Corcoran alone estimates he’s put up on You-Tube more than 100 videos of water-wasters, complete with their addresses.
Others tweet out addresses and photos of water scofflaws, using hashtags such as #DroughtShaming. Still others are snapping smart-phone photos of them and sending them directly to authorities.
Not everyone is happy about it.
One woman, quickly tiring of Corcoran’s lecture on conservation while she watered her plants, turned her hose on him.
In Beverly Hills, where he was showing a reporter and photographer water running down the street in front of a mansion, the angry resident called police. Two patrol cars quickly responded, but the officers took no action.
In Hollywood, Sam Bakman, who manages a condominium complex, said his building was recently shamed wrongly by somebody on Twitter over a broken sprinkler head that was quickly repaired. He showed a reporter the city-issued restrictions on watering and pointed out his sprinkler timers fall well within the guidelines.

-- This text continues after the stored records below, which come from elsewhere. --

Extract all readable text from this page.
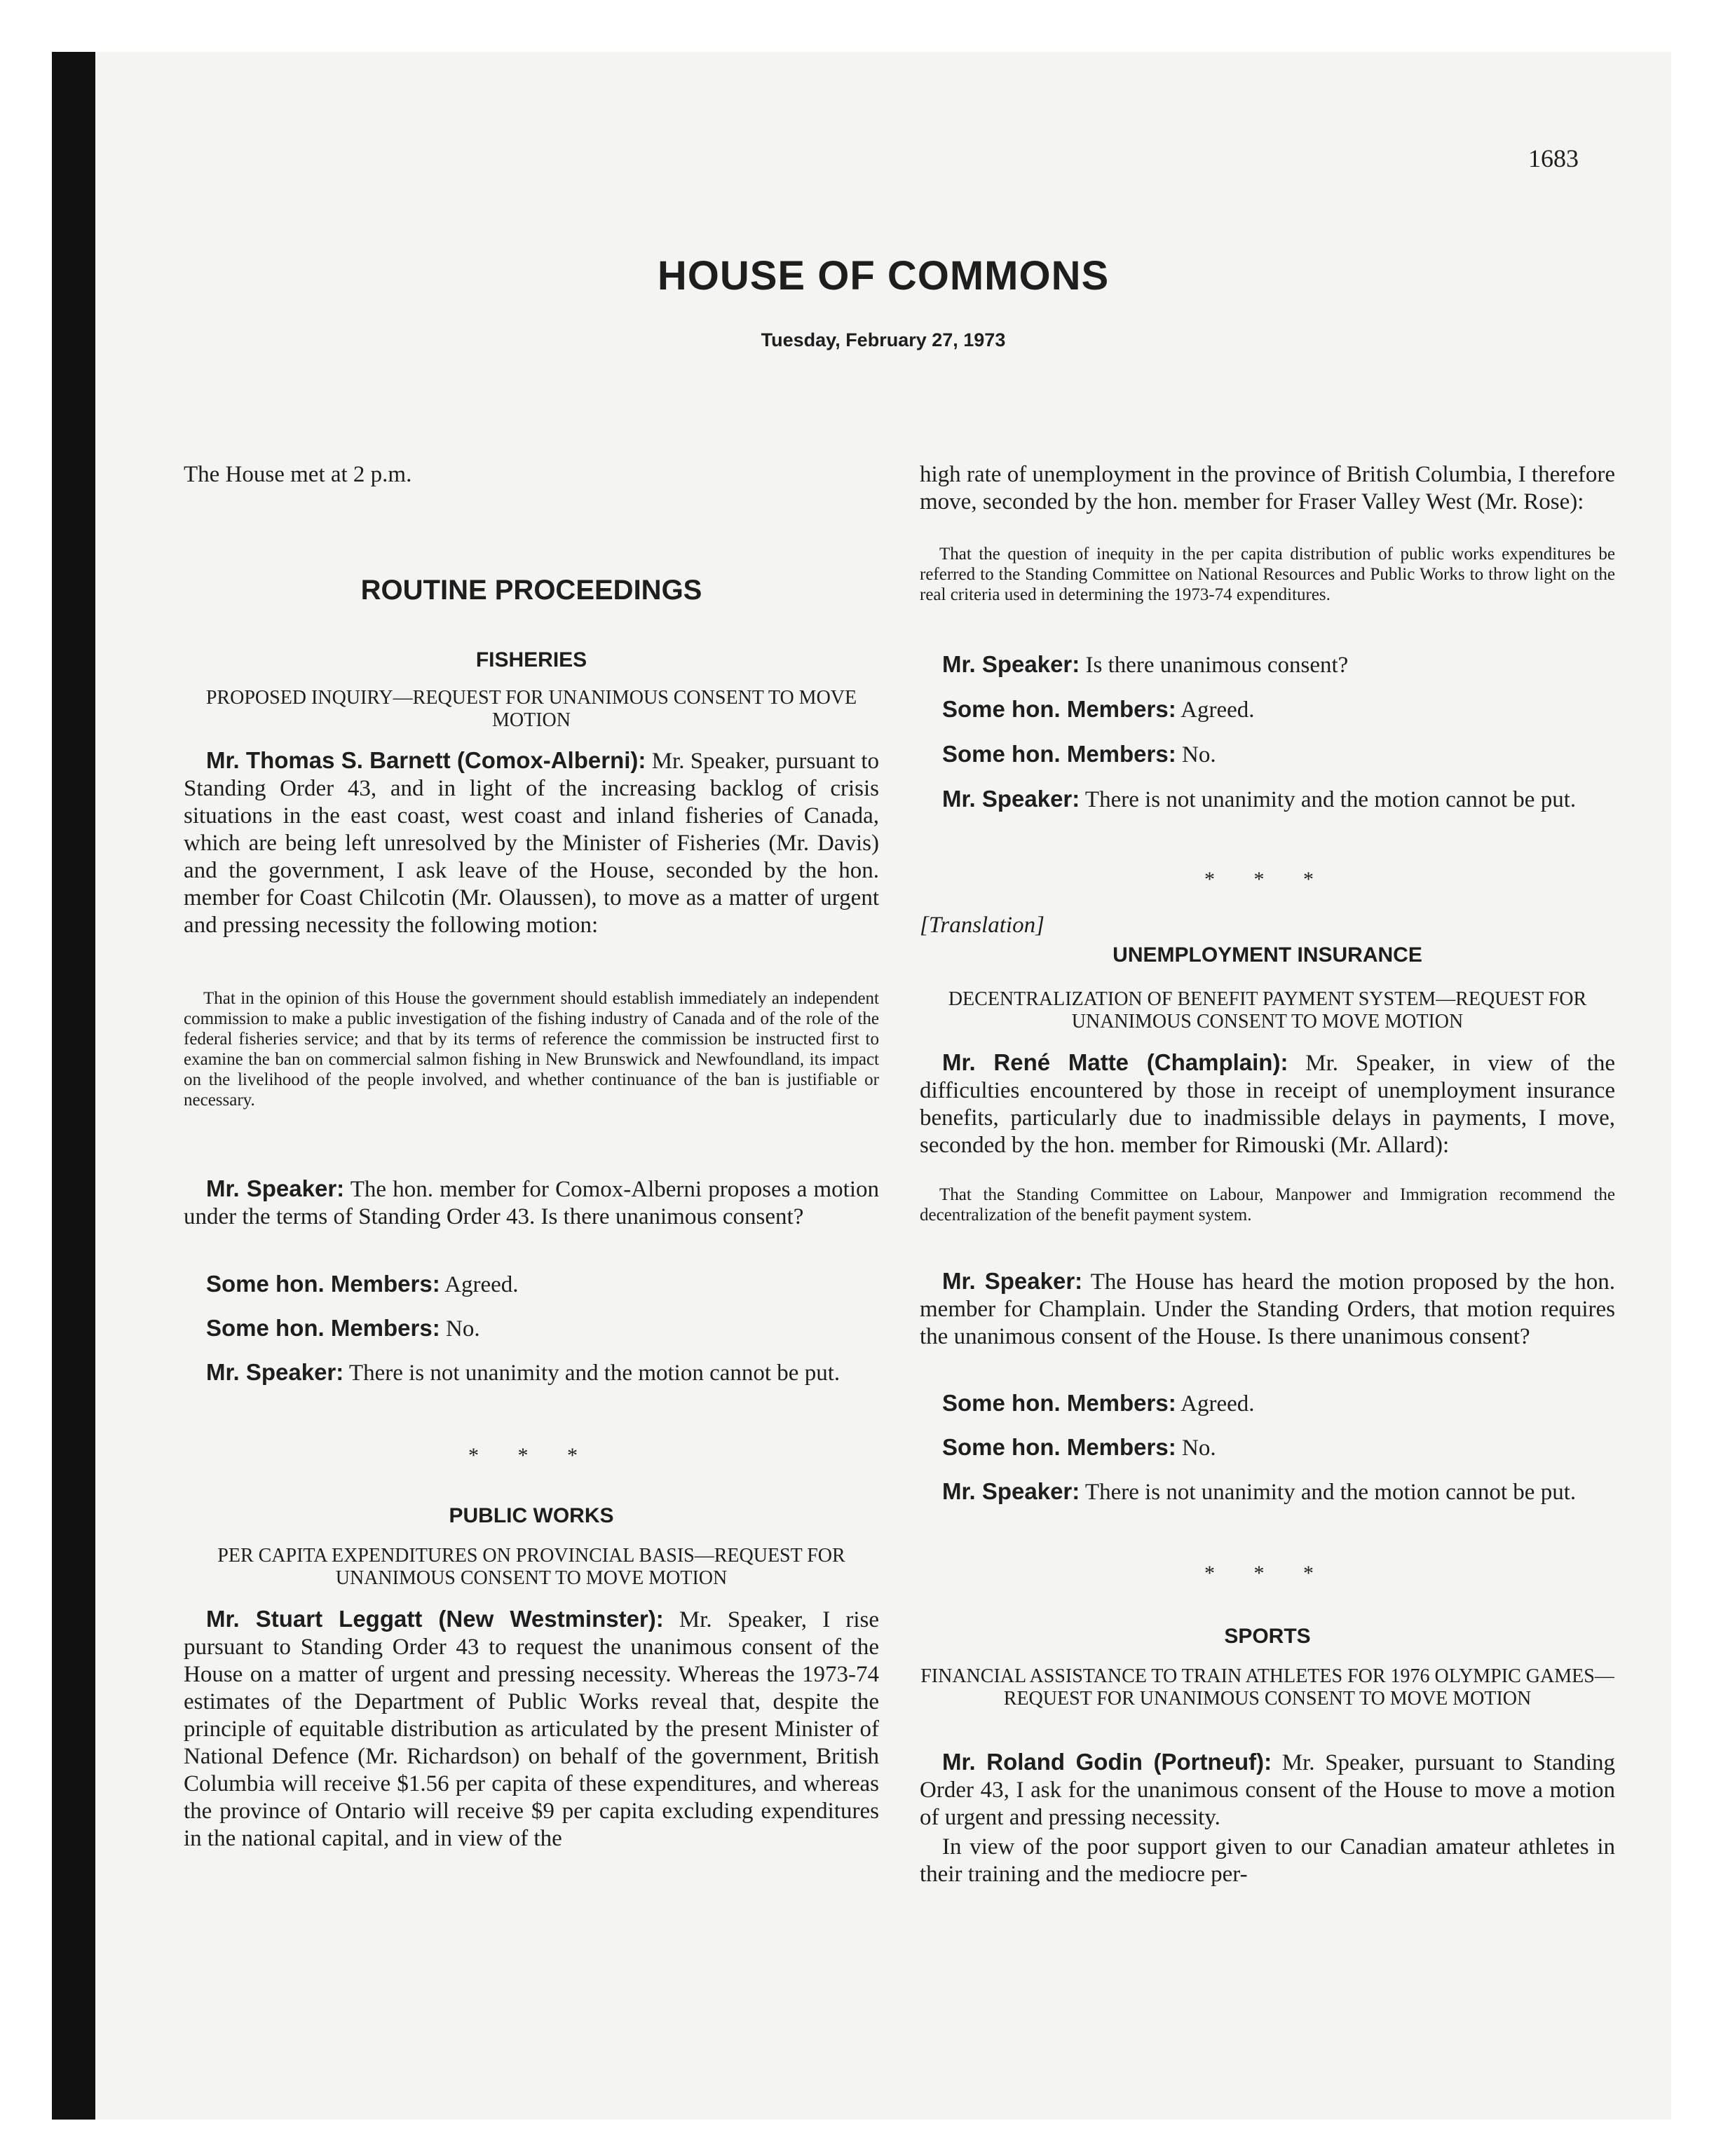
1683
HOUSE OF COMMONS
Tuesday, February 27, 1973
The House met at 2 p.m.
ROUTINE PROCEEDINGS
FISHERIES
PROPOSED INQUIRY—REQUEST FOR UNANIMOUS CONSENT TO MOVE MOTION
Mr. Thomas S. Barnett (Comox-Alberni): Mr. Speaker, pursuant to Standing Order 43, and in light of the increasing backlog of crisis situations in the east coast, west coast and inland fisheries of Canada, which are being left unresolved by the Minister of Fisheries (Mr. Davis) and the government, I ask leave of the House, seconded by the hon. member for Coast Chilcotin (Mr. Olaussen), to move as a matter of urgent and pressing necessity the following motion:
That in the opinion of this House the government should establish immediately an independent commission to make a public investigation of the fishing industry of Canada and of the role of the federal fisheries service; and that by its terms of reference the commission be instructed first to examine the ban on commercial salmon fishing in New Brunswick and Newfoundland, its impact on the livelihood of the people involved, and whether continuance of the ban is justifiable or necessary.
Mr. Speaker: The hon. member for Comox-Alberni proposes a motion under the terms of Standing Order 43. Is there unanimous consent?
Some hon. Members: Agreed.
Some hon. Members: No.
Mr. Speaker: There is not unanimity and the motion cannot be put.
* * *
PUBLIC WORKS
PER CAPITA EXPENDITURES ON PROVINCIAL BASIS—REQUEST FOR UNANIMOUS CONSENT TO MOVE MOTION
Mr. Stuart Leggatt (New Westminster): Mr. Speaker, I rise pursuant to Standing Order 43 to request the unanimous consent of the House on a matter of urgent and pressing necessity. Whereas the 1973-74 estimates of the Department of Public Works reveal that, despite the principle of equitable distribution as articulated by the present Minister of National Defence (Mr. Richardson) on behalf of the government, British Columbia will receive $1.56 per capita of these expenditures, and whereas the province of Ontario will receive $9 per capita excluding expenditures in the national capital, and in view of the
high rate of unemployment in the province of British Columbia, I therefore move, seconded by the hon. member for Fraser Valley West (Mr. Rose):
That the question of inequity in the per capita distribution of public works expenditures be referred to the Standing Committee on National Resources and Public Works to throw light on the real criteria used in determining the 1973-74 expenditures.
Mr. Speaker: Is there unanimous consent?
Some hon. Members: Agreed.
Some hon. Members: No.
Mr. Speaker: There is not unanimity and the motion cannot be put.
* * *
[Translation]
UNEMPLOYMENT INSURANCE
DECENTRALIZATION OF BENEFIT PAYMENT SYSTEM—REQUEST FOR UNANIMOUS CONSENT TO MOVE MOTION
Mr. René Matte (Champlain): Mr. Speaker, in view of the difficulties encountered by those in receipt of unemployment insurance benefits, particularly due to inadmissible delays in payments, I move, seconded by the hon. member for Rimouski (Mr. Allard):
That the Standing Committee on Labour, Manpower and Immigration recommend the decentralization of the benefit payment system.
Mr. Speaker: The House has heard the motion proposed by the hon. member for Champlain. Under the Standing Orders, that motion requires the unanimous consent of the House. Is there unanimous consent?
Some hon. Members: Agreed.
Some hon. Members: No.
Mr. Speaker: There is not unanimity and the motion cannot be put.
* * *
SPORTS
FINANCIAL ASSISTANCE TO TRAIN ATHLETES FOR 1976 OLYMPIC GAMES—REQUEST FOR UNANIMOUS CONSENT TO MOVE MOTION
Mr. Roland Godin (Portneuf): Mr. Speaker, pursuant to Standing Order 43, I ask for the unanimous consent of the House to move a motion of urgent and pressing necessity.
In view of the poor support given to our Canadian amateur athletes in their training and the mediocre per-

“If they thought we were doing something wrong, why not come knock on my door?” he asked.
Corcoran, a restaurant group administrator who kept his New York attitude when he came to laid-back Los Angeles awhile ago, is unrepentant.
“The whole point is to get people to change, not to shame,” he said.
Dan Estes, a Los Angeles real estate broker, has gone so far as to build his own free app, DroughtShame, that records the time and place where people see waste.
Unlike some shamers, he doesn’t believe in getting in people’s faces or outing them. Instead, people who use his app send the information and a photograph to him, and he forwards it to the appropriate water agency.
“I drought shamed the preschool next to my apartment,” Estes said. “Timer was off on their sprinklers. Those things were on for five hours, and the sidewalk was a river.”
Twenty minutes after he reported it, the sprinklers were off.